A recent article in November 2009 issue Pharmacotherapy summarizes the recommendations from the American Society of Health-System Pharmacists, the Infections Diseases Society of America, and the Society of Infectious Diseases Pharmacists on the monitoring of vancomycin in adults.

“The American Society of Health-System Pharmacists, the Infectious Diseases Society of America, and the Society of Infectious Diseases Pharmacists published a consensus statement on therapeutic monitoring of serum vancomycin levels in adults. These organizations established an expert panel to review the scientific data and controversies associated with vancomycin monitoring and to make recommendations based on the available evidence. As the members of this panel, we summarize the conclusions and highlight the recommendations from the consensus statement. We determined that the area under the concentration-time curve (AUC):minimum inhibitory concentration (MIC) ratio is the most useful pharmacodynamic parameter to predict vancomycin effectiveness and suggested a target ratio of 400 or greater to eradicate S. aureus. In addition, trough serum concentration monitoring is the most accurate and practical method to monitor vancomycin serum levels. Increasing trough concentrations to 15–20 mg/L to attain the target AUC:MIC ratio may be desirable but is currently not supported by clinical trials. Alternative therapies should be considered in patients with S. aureus infections that demonstrate a vancomycin MIC of 2 mg/L or greater because the target AUC:MIC ratio ( 400) is unlikely to be achieved in this setting. Increasing the dosage to result in higher trough concentrations may increase the potential for toxicity; however additional clinical experience is required to determine the extent.”

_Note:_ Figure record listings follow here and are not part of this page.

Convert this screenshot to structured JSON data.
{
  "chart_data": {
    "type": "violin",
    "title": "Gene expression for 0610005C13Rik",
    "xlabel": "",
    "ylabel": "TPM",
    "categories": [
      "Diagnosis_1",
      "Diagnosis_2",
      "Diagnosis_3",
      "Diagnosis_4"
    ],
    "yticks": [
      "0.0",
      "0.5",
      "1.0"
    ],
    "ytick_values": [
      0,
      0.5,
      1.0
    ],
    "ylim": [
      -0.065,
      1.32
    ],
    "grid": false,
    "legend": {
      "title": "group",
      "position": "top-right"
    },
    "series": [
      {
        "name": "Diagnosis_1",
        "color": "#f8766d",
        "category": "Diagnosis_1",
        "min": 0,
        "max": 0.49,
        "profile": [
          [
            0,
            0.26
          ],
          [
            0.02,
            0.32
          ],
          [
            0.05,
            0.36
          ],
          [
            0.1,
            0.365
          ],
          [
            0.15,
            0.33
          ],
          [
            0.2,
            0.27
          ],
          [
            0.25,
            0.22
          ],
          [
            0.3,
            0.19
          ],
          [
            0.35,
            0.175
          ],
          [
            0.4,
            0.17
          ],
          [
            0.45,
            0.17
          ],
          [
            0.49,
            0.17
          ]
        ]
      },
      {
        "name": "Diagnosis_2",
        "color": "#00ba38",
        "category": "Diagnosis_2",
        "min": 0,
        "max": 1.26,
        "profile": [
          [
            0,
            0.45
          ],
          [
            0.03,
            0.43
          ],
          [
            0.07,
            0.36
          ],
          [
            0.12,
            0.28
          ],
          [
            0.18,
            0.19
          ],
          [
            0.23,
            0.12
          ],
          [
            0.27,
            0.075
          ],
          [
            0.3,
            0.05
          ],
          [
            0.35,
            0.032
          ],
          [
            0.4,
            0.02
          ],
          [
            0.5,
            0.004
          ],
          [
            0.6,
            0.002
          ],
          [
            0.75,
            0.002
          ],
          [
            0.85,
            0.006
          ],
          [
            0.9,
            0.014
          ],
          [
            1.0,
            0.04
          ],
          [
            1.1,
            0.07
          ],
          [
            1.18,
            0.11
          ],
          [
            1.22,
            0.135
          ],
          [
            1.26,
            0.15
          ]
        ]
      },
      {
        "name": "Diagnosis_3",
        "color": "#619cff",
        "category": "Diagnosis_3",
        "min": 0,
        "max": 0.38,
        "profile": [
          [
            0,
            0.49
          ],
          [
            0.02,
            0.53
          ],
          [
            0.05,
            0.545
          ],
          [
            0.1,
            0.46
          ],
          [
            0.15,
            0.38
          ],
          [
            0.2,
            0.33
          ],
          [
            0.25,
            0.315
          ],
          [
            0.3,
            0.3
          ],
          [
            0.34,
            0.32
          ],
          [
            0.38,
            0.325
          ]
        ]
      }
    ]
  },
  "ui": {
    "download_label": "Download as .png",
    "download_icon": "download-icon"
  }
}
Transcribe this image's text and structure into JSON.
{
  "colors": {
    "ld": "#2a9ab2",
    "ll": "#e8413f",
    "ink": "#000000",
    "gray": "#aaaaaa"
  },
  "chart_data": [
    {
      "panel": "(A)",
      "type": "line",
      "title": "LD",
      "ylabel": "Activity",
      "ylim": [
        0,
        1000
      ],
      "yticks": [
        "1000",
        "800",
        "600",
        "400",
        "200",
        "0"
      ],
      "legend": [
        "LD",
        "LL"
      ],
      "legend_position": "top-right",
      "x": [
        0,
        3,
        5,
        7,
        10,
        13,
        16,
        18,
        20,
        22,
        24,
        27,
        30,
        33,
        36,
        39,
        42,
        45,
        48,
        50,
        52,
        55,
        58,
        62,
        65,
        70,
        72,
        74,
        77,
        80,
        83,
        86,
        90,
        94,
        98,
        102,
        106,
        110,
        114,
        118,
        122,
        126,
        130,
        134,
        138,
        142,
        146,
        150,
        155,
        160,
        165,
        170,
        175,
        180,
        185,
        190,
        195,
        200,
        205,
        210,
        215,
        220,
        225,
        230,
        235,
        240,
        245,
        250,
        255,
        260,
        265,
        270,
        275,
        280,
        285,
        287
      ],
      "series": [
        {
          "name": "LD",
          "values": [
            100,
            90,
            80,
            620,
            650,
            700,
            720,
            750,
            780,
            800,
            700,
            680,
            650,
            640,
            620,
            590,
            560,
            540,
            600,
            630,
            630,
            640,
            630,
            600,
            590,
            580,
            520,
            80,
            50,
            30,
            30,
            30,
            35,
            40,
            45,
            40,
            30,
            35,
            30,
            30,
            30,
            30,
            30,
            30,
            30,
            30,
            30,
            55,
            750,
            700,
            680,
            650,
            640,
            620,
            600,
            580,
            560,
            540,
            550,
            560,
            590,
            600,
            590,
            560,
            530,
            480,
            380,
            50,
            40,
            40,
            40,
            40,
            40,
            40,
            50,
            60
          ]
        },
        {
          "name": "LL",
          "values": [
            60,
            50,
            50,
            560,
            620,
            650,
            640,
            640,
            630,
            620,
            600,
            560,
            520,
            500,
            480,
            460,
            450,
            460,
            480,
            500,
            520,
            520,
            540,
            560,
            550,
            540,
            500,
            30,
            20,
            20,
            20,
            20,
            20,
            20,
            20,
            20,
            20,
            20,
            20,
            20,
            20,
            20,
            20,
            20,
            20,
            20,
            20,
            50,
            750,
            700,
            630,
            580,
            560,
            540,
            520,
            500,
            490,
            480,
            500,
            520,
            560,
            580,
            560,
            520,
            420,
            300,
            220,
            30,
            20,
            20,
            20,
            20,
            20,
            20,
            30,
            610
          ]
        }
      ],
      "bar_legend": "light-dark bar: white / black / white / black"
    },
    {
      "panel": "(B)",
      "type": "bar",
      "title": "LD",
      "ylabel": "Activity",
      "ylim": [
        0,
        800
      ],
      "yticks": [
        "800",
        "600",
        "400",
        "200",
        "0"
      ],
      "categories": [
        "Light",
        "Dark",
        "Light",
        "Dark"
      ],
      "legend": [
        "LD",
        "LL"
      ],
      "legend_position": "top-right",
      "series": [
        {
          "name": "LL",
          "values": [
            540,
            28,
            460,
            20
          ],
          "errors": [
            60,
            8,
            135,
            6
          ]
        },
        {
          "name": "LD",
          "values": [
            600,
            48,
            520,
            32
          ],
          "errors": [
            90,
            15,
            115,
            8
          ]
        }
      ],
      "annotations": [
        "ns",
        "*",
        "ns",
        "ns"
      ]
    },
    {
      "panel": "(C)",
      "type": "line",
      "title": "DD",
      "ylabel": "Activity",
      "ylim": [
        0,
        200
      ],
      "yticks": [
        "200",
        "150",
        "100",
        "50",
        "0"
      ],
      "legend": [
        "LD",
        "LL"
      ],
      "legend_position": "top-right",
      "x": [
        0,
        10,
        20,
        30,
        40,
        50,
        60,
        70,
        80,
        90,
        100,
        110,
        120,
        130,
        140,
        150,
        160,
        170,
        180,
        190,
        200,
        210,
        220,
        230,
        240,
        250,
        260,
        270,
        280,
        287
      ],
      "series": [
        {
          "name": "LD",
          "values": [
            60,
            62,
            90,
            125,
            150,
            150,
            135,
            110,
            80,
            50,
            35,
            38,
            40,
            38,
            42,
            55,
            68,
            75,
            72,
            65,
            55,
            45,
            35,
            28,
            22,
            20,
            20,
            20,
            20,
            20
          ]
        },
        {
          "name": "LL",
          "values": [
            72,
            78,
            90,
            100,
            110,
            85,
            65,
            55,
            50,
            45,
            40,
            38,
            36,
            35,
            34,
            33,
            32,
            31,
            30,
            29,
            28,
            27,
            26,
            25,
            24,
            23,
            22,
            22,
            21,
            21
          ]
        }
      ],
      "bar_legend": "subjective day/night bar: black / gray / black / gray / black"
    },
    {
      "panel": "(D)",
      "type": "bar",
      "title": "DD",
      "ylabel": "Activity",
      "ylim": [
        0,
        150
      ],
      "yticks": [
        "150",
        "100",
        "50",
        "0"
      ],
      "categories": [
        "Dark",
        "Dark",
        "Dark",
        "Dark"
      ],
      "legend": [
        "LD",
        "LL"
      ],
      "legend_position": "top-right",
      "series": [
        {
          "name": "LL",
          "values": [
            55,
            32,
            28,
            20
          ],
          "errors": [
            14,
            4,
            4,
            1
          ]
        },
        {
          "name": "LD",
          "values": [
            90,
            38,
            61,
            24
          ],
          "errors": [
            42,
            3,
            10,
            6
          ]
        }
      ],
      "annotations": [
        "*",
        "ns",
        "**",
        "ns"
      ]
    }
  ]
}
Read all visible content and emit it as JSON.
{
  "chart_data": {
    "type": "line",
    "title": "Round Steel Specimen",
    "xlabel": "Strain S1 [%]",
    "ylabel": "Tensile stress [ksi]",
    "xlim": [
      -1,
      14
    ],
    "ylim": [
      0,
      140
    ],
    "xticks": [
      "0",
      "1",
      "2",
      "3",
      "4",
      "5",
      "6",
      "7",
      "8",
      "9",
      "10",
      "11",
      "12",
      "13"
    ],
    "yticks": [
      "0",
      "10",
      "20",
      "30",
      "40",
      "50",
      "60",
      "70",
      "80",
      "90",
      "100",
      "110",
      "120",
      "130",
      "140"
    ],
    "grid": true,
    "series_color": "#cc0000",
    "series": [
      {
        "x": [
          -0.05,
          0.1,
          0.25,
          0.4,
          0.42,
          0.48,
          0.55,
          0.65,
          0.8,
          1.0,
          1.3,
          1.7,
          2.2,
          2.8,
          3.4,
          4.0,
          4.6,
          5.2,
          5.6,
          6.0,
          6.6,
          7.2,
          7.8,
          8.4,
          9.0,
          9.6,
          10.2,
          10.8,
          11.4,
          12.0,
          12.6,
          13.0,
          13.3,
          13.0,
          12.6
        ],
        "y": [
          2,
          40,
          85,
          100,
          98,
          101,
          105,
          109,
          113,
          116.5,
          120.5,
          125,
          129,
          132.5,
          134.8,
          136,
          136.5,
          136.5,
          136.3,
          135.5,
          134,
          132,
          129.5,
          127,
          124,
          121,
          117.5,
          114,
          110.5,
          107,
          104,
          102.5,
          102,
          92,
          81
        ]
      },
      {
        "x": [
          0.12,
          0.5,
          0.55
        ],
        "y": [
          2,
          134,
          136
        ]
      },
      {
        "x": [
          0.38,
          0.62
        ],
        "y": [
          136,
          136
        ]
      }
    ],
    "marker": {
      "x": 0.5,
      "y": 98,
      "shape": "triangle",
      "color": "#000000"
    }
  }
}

While the article contains nothing new in terms of vancomycin monitoring and kinetics, the recommendation to consider alternate therapy for S. aureus infections with an MIC >/= 2 mg/L is important to note.

Can antibiotic choice be based on MIC alone?

This questions was recently addressed by Michael J. Postelnick, Senior Infectious Diseas Pharmacist of Northwestern Memorial Hospital in Chicago, Illinois in an Ask-the-Experts post on the Medscape website. Postelnick gives a good explanation of how various pharmacokinetic and pharmacodynamic principles are related to antibiotic choice for infectious pathogens. According to Postelnick “research into antimicrobial pharmacokinetics and pharmacodynamics has established surrogate relationships between the 2 that correlate with outcomes such [as] bacterial eradication or clinical cure. These relationships include the ratio of Cmax to the MIC, time above the MIC (defined as the amount of time during the dosing interval that the antimicrobial concentration in the blood or at the site of infection remains above the MIC of the organism), and the ratio of the AUC to the MIC. For concentration-dependent antimicrobial agents such as fluoroquinolones and aminoglycosides, Cmax/MIC or AUC/MIC most closely correlates with clinical and microbiological outcomes. For time-dependent antimicrobial agents such as beta-lactams, the percentage of time during the dosing interval that the drug concentration remains above the MIC of the organism is the measure that most closely predicts outcomes.” In other words, selection of an antibiotic requires more than the MIC. Knowledge of the organism in addition to pharmacokinetic and pharmacodynamic principles of the drug is necessary to make an informed choice.